Dogs can be loving companions that bring joy into their owners lives and put smiles on children’s faces. They’ll wait at the door for you when you’re gone and be filled with excitement upon your return.
But there’s also a responsibility that comes with being a dog owner to ensure they reach their potential while not negatively impacting others, says Karen Baxter, owner of Unified K9 Behaviour Centre in Newmarket.
“We’re the ones bringing those dogs into our homes, dogs don’t choose to be there,” she said. “We have a responsibility to our fellow human beings to make sure that the animal we have chosen to bring into our home is going to be safe and that the people around it are going to be safe.”
The top responsibility for dog owners who choose to bring a dog into their home is to teach it how to live in a home and in the environment it’s being brought into, Baxter said.
“If we don’t take the responsibility and do that, we’re doing a disservice to the dog and to the people in our neighbourhood,” she said. “They didn’t ask for that dog to come to the neighbourhood, you chose to bring it in.”
Something Baxter tries to remind dog owners is that of the hundreds of the nearly billion dogs on the planet, only a quarter of them live in people’s houses.
“We’re the ones putting them there,” she said. “It really is our responsibility to make sure that those dogs are living a full balanced life to keep them physically and physiologically healthy.”
Ensuring a dog’s needs are met impacts its health and ability to learn, which in turn dissuades poor behaviour, Baxter said.
“A dog isn’t a piece of furniture and it’s not a robot, it’s a living and breathing being with needs and if you bring them into your home, it’s your responsibility to make sure those needs are met,” she said. “If a dog isn’t healthy in all ways, behaviours will emerge that we don’t want to have emerge.
"That’s when predatory behaviour comes out and they chase people or animals and become aggressive or anxiety riddled. Living a crappy life impacts them just like it would a human.”
Baxter said training has two parts to it; first, dogs are born not knowing how to live in the human world and need to learn.
“It’s up to us to teach them what our expectations are,” she said. “There are certain skills they need to know in order to survive in our human world. As a dog person, you have to teach them because they can’t learn on their own.”
The second part is because owners want to build the relationship with their dog and to do that, there’s communication that both need to learn.
“The human needs to learn to read their dog and learn what makes them tick,” said Baxter. “The dog also needs to learn how to understand what their person’s body language is telling them and what their verbal cues are telling them and that takes time. The benefit of training is that it builds the bond between the human and the dog.”
Once the dog bonds with the owner, that’s when you have less incidents and less running away because they’re linked to their owner, says Baxter.

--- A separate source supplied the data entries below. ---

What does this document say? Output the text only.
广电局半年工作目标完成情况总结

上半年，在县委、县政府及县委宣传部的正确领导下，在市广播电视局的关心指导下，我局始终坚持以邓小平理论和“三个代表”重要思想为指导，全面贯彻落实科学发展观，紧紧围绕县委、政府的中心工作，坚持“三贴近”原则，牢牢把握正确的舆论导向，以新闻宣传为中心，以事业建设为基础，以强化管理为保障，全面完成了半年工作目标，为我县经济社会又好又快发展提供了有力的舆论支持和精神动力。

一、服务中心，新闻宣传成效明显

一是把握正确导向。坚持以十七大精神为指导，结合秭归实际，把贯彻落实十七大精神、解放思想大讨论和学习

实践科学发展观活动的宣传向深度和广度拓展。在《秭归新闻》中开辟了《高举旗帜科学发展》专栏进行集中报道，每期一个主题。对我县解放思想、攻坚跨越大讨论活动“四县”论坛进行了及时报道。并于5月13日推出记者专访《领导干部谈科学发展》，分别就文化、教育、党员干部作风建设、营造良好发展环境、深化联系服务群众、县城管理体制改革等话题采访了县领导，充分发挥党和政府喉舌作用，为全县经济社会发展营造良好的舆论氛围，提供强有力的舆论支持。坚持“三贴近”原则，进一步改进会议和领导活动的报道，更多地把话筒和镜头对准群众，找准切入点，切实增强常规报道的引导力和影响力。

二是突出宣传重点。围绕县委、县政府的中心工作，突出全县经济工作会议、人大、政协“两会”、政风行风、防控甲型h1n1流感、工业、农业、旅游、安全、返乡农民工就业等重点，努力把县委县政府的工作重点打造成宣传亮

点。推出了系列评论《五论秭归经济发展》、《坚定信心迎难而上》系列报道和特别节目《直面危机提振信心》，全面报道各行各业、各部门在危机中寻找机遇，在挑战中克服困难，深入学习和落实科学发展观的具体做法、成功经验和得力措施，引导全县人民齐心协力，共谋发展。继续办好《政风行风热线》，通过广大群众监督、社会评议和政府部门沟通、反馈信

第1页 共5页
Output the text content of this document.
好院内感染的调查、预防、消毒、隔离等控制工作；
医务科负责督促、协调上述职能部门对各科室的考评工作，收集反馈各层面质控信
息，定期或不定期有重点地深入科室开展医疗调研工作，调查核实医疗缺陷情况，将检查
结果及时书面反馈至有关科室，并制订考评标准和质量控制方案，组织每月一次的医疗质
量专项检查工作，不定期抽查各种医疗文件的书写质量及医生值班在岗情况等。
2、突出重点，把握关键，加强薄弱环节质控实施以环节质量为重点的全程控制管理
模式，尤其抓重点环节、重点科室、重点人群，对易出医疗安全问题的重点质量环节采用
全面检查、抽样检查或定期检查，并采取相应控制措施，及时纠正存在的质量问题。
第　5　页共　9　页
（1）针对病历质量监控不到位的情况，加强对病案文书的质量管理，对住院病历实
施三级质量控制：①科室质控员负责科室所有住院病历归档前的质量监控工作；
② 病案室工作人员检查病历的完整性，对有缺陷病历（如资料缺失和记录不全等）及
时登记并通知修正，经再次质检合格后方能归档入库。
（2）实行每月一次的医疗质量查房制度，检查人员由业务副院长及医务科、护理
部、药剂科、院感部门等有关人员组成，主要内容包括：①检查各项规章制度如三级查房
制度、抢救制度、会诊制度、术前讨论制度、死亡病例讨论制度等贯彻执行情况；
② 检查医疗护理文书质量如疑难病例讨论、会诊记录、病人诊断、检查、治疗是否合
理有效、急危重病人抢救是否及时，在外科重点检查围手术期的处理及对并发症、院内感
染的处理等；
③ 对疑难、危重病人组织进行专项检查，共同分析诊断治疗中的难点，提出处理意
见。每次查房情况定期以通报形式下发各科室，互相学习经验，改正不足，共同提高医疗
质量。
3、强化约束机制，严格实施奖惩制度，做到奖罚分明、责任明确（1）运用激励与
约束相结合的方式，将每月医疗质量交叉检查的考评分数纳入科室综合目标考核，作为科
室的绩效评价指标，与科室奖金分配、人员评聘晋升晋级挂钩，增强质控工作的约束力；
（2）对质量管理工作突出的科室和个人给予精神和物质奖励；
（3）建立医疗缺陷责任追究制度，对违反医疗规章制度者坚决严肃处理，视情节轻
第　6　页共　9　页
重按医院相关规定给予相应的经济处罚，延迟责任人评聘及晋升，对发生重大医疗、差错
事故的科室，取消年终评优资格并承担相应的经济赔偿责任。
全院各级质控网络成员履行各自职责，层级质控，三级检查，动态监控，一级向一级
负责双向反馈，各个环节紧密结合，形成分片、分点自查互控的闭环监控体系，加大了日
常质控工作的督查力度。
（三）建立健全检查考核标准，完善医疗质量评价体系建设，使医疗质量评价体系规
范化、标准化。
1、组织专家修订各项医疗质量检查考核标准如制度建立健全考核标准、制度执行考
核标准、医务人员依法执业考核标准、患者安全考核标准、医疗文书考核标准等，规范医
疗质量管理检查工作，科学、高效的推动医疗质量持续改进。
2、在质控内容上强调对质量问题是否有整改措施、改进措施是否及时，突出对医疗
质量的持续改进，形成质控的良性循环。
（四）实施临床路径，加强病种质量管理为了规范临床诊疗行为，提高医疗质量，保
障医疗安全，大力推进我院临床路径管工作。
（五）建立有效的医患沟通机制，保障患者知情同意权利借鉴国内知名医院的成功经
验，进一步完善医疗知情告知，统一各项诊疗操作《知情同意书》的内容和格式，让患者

“It takes work and it takes effort and you really have to put in the time in order to build that,” she said. “There’s many ways to do it, you don’t have to just go to a boring obedience class. There’s lots of ways to build that bond.”
The key is understanding that they’re dogs and aren’t born knowing how to live in the human world, Baxter said, and because their owners aren’t dogs, they won’t naturally gravitate to humans.
“Training is great for building that communication and understanding,” she said. “The learning begins the moment that puppy walks through your door, and just like humans, their brains are still forming when they’re puppies and it’s the most pliable. They’re able to absorb and imprint a lot easier when they’re little.”
While it is easier to teach dogs when they’re puppies, Baxter said it’s never too late to build that bond and train an older dog.
“Just like we can learn all our lives, learning is lifelong for a dog, too,” she said. “To start off on the right foot with a dog, training and building that bond starts the moment they walk through that door. You need to help them acclimate to the human world.”
Training with a professional is an important aspect of ensuring a dog learns and grows in the right direction, but Baxter is adamant that every interaction is a learning opportunity.
“Training isn’t always in a class, it’s the interactions you have everyday with your dog as you build that relationship,” said Baxter. “We always remind people to build up and not back by laying foundations and continuing to build the relationship. You don’t want to go too quickly and have to go backwards because then the dog doesn’t understand what you want.”
Rushing your dog to learn can overwhelm them and hurt them in the long run by ultimately teaching them bad behaviours, said Baxter, who believes a slower process will lead to payoff.
“To prevent the dog from blowing us off and getting frustrated, build up your layers of learning,” she said. “That way we won’t get frustrated as well because this is all about teamwork.”
Another tip Baxter encourages with dog owners is taking them to natural environments to walk instead of the sidewalk.
“Take them to park and let them learn to walk with you rather than trying to force them to walk with you,” she said. “We’re also huge advocates of longlines. If your dog doesn’t have a really reliable recall, they shouldn’t be off leash. Our parks, trails, and sidewalks are for everyone and not everybody likes dogs and not all dogs like other dogs in their face.”
Dogs’ behaviour is “100 per cent” the responsibility of the owner, said Baxter, and there are laws in Ontario that will impact dogs if owners aren’t stepping up to ensure their safety and the safety of others.